By Jordan Scenna
Most community college students eligible up to $2,750 per year
Michigan lawmakers have passed a bipartisan supplemental package to fund economic development and provide graduate scholarships. Students attending a community college will receive up to $2,750 per year for up to three years, or $5,500 for a public university for up to five years. Students must maintain “adequate academic progress” to retain the scholarship.
Approved last week, The Michigan Achievement Scholarship is designed to help Governor Gretchen Whitmer reach her “60 by 30” goal, which would see 60% of working adults have a college degree or trades certificate by 2030.
Beginning with the Class of 2023, students whose families have an “expected family contribution” of less than $25,000 are eligible for the scholarship. This should cover 94% of students attending a community college and 76% of students attending a public university.

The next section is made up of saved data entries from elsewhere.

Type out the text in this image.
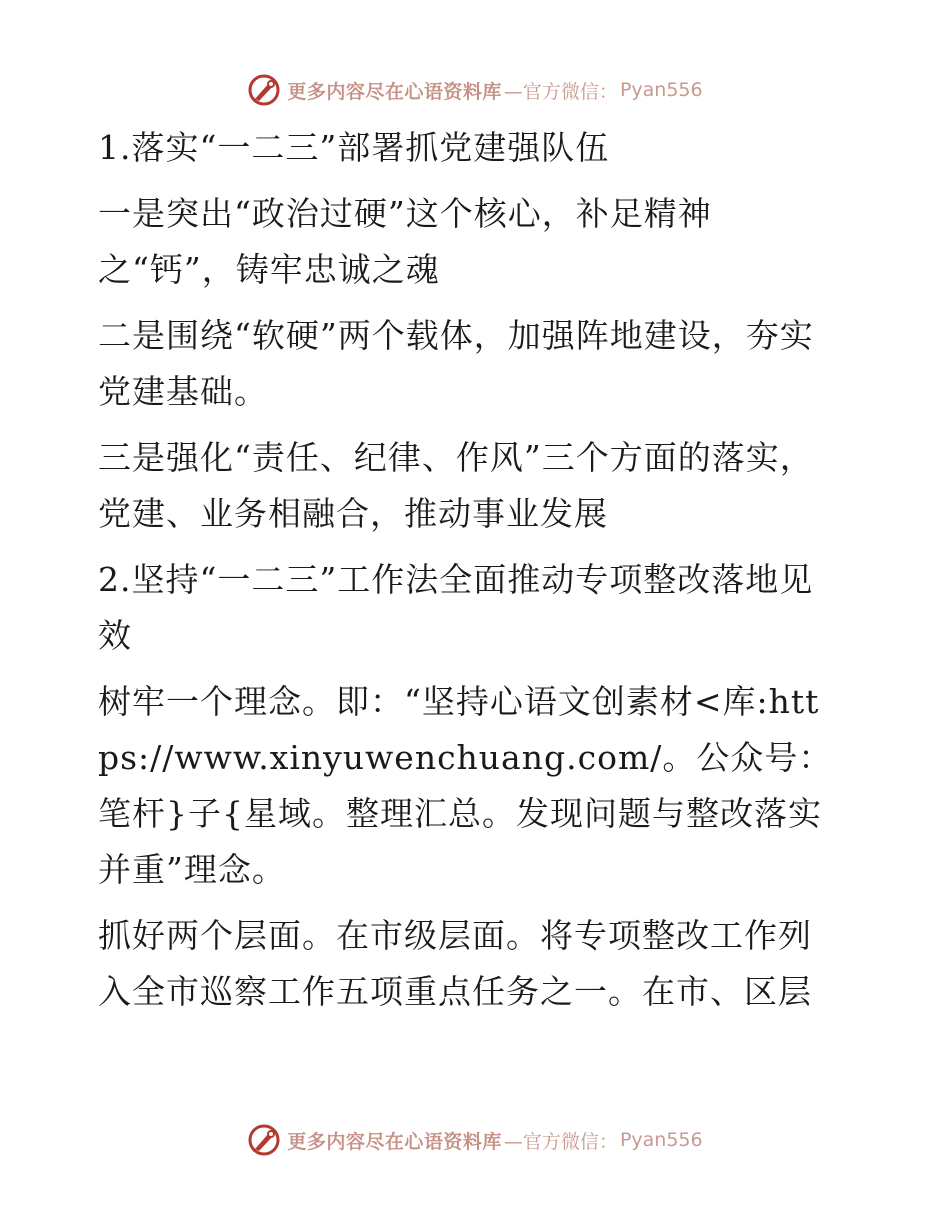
更多内容尽在心语资料库 —官方微信： Pyan556

1.落实“一二三”部署抓党建强队伍

一是突出“政治过硬”这个核心，补足精神之“钙”，铸牢忠诚之魂

二是围绕“软硬”两个载体，加强阵地建设，夯实党建基础。

三是强化“责任、纪律、作风”三个方面的落实，党建、业务相融合，推动事业发展

2.坚持“一二三”工作法全面推动专项整改落地见效

树牢一个理念。即：“坚持心语文创素材<库:https://www.xinyuwenchuang.com/。公众号：笔杆}子{星域。整理汇总。发现问题与整改落实并重”理念。

抓好两个层面。在市级层面。将专项整改工作列入全市巡察工作五项重点任务之一。在市、区层

更多内容尽在心语资料库 —官方微信： Pyan556
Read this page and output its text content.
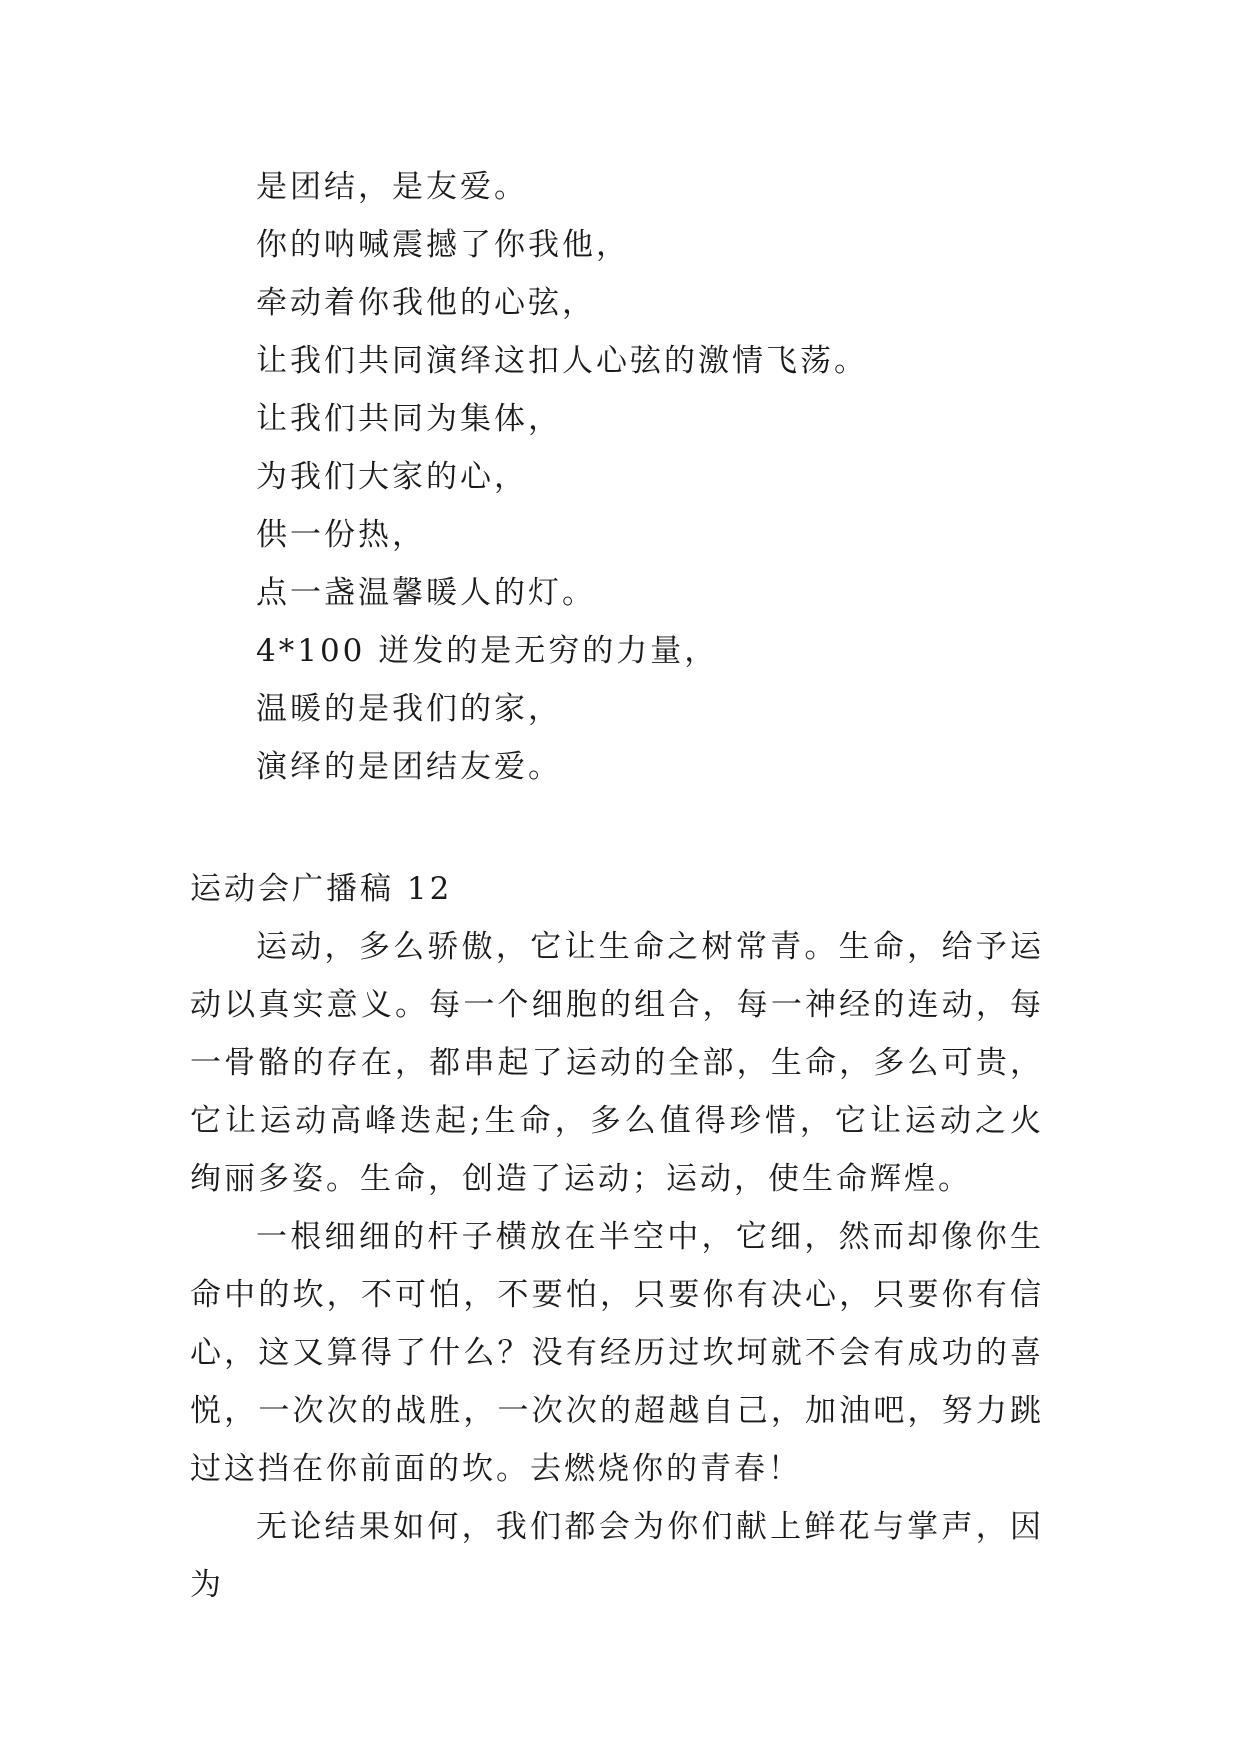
是团结，是友爱。
你的呐喊震撼了你我他，
牵动着你我他的心弦，
让我们共同演绎这扣人心弦的激情飞荡。
让我们共同为集体，
为我们大家的心，
供一份热，
点一盏温馨暖人的灯。
4*100 迸发的是无穷的力量，
温暖的是我们的家，
演绎的是团结友爱。
运动会广播稿 12

运动，多么骄傲，它让生命之树常青。生命，给予运动以真实意义。每一个细胞的组合，每一神经的连动，每一骨骼的存在，都串起了运动的全部，生命，多么可贵，它让运动高峰迭起;生命，多么值得珍惜，它让运动之火绚丽多姿。生命，创造了运动；运动，使生命辉煌。

一根细细的杆子横放在半空中，它细，然而却像你生命中的坎，不可怕，不要怕，只要你有决心，只要你有信心，这又算得了什么？没有经历过坎坷就不会有成功的喜悦，一次次的战胜，一次次的超越自己，加油吧，努力跳过这挡在你前面的坎。去燃烧你的青春！

无论结果如何，我们都会为你们献上鲜花与掌声，因为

Since 2012, enrollment in public universities has declined by nearly 46,000 students, according to bridgemi.com’s report. The scholarship is intended to encourage high school students who fear getting into debt to pursue an education.
The scholarship is expected to cost the state $169 million for the 2023-24 school year and $562 million over the next four years. This is an inconsequential sum according to Michigan Senator Jeff Irwin, a Democrat from Ann Arbor.
“It’s going to help a lot of young kids get to college, it’s going to help our economy, and it’s going to be good for a lot of people in our state,” Irwin said.